Dengan demikian, mereka menyamakannya dengan zakat penghasilan atau perdagangan dan menetapkan persentase zakatnya sama dengan zakat perdagangan, yakni dua setengah persen dari hasil yang diterima setelah dikeluarkan segala biaya kebutuhan hidup yang wajar, dan sisa itu telah mencapai batas minimal dalam masa setahun, yakni senilai 85 gram emas murni.
Ada berbagai pendapat lain yang menganalogikan penghasilan dari profesi itu dengan zakat pertanian. Dalam hal ini, jika dia beroleh penghasilan senilai 653 kilogram hasil pertanian yang harganya paling murah, maka ketika itu juga dia harus menyisihkan lima atau sepuluh persen (tergantung pada kadar keletihan yang bersangkutan) dan tidak perlu menunggu batas waktu setahun.

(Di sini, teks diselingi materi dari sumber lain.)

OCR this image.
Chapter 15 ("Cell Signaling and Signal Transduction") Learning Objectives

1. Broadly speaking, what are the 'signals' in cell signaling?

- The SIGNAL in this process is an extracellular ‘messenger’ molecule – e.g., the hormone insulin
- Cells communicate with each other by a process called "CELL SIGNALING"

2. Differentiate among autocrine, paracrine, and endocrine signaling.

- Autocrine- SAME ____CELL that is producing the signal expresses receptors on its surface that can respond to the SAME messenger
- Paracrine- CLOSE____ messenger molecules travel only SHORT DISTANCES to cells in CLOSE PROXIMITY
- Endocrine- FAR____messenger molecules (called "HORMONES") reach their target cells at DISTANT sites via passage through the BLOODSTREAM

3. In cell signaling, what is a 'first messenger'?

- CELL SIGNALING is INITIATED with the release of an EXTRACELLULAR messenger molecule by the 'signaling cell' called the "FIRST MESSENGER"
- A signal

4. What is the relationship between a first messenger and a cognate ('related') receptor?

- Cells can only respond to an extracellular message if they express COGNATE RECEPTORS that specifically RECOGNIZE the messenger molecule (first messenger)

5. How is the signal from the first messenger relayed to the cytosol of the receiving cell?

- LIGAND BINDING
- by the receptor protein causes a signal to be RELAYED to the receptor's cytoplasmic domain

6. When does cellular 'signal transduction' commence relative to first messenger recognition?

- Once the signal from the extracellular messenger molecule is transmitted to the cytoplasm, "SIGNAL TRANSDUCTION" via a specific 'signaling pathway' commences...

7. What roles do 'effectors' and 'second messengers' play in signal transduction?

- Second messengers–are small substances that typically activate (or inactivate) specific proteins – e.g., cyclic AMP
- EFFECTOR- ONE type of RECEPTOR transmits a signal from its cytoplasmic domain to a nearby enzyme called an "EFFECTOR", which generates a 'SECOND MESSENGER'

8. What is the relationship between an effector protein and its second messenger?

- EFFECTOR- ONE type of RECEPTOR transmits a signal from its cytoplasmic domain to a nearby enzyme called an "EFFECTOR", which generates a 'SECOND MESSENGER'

Menurut hemat saya, pendapat pertama yang menyamakan zakat profesi dengan zakat perdagangan lebih bijaksana, karena hasil yang diterima biasanya berupa uang sehingga lebih mirip dengan perdagangan dan atau nilai emas dan perak. Demikian, wallahu a'lam.
(M Quraish Shihab, Dewan Pakar Pusat Studi Alquran)
Foto: Ilustrasi
|
14. Bagaimanakah cara yang tepat membagikan zakat fitrah kepada yang mustahaq?
Menyerahkannya kepada lembaga BAZIS (baca: lembaga resmi) lebih baik, karena lebih terjamin pemerataan pembagian zakat itu. Ini karena boleh jadi mustahaq (yang berhak menerima) memeroleh dari berbagai sumber sedang ada selainnya yang tidak memeroleh sama sekali. Di sisi lain, memberi kepada amil yang tidak resmi berarti menunjuk wakil anda untuk memberinya sedang amil zakat yang resmi/semi resmi berkedudukan mewakili kelompok-kelompok yang berhak menerima.
Konsekuensi perbedaan ini menjadikan anda masih berkewajiban mengeluarkan zakat, jika zakat yang anda amanatkan ke amil yang mewakili anda itu menghilangkannya, karena zakat belum sampai kepada yang berhak menerima. Tetapi bila Anda menyerahkan kepada amil resmi/BAZIZ, maka karena dia mewakili yang berhak, anda tidak perlu mengeluarkan zakat lagi seandainya zakat yang anda serahkan itu hilang ditangan amil tersebut. Demikian, wallahu a'lam.